Approach and Working:
We know that if one of the roots of a quadratic equation is \(a + \sqrt{b}\), then as a conjugate root, the other one will be \(a – \sqrt{b}\)

Therefore, the roots of the given equation will be:
    • \(3 + 2\sqrt{3}\)
    • \(3 – 2\sqrt{3}\)

So, the equation can be:
    • \([x – (3 + 2\sqrt{3})] [x – (3 – 2\sqrt{3})] = 0\)
    Or, \((x – 3 – 2\sqrt{3}) (x – 3 + 2\sqrt{3}) = 0\)
    Or, \(x^2 – 3x + 2\sqrt{3}x – 3x + 9 – 6\sqrt{3} – 2\sqrt{3}x + 6\sqrt{3} – 12 = 0\)
    Or, \(x^2 – 6x – 3 = 0\)

Hence, the correct answer is option D.

Answer: D

Could you please explain why the other root must necessarily. be \(3 – 2\sqrt{3}\) ?

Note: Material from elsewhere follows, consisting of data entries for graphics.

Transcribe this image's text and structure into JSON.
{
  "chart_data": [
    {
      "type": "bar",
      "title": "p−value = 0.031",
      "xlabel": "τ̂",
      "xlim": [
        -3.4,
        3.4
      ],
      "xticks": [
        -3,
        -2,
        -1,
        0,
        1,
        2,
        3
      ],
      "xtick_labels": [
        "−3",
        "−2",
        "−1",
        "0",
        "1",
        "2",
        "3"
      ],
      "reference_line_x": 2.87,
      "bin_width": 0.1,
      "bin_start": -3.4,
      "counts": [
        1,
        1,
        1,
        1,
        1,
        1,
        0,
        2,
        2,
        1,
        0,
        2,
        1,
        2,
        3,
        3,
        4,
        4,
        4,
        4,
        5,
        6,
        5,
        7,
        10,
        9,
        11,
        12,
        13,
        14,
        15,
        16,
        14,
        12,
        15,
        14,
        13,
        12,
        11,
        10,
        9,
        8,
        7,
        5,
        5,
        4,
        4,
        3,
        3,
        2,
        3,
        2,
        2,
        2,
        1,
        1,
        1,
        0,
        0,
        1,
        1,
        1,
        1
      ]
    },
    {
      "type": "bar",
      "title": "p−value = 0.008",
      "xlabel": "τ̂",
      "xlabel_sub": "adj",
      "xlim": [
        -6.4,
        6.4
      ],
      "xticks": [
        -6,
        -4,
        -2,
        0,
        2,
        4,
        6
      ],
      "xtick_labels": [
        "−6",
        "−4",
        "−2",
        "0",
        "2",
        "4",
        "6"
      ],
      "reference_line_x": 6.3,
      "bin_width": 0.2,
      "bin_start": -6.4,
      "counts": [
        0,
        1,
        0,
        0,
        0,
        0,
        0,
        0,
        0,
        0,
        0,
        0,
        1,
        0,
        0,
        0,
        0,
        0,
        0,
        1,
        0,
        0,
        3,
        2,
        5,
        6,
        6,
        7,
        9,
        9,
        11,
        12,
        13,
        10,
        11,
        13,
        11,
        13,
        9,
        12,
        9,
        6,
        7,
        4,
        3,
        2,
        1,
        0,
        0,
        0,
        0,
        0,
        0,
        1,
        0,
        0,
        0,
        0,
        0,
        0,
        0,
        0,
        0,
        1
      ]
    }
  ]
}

I could theoretically have any other root and draw a parabola/quadratic that crosses both points on the x axis...

e.g.
y = (x - (\(3 + 2\sqrt{3}\))) * (x-(\(7 + \sqrt{3}\)))

...

In other words, I could tell you that one of the two roots in a quadratic is {insert any number}
How does that fact alone tell you anything about what the value of the second root is?
Wouldn't that entail some assumption about the shape of the parabola and where the point of reflection is?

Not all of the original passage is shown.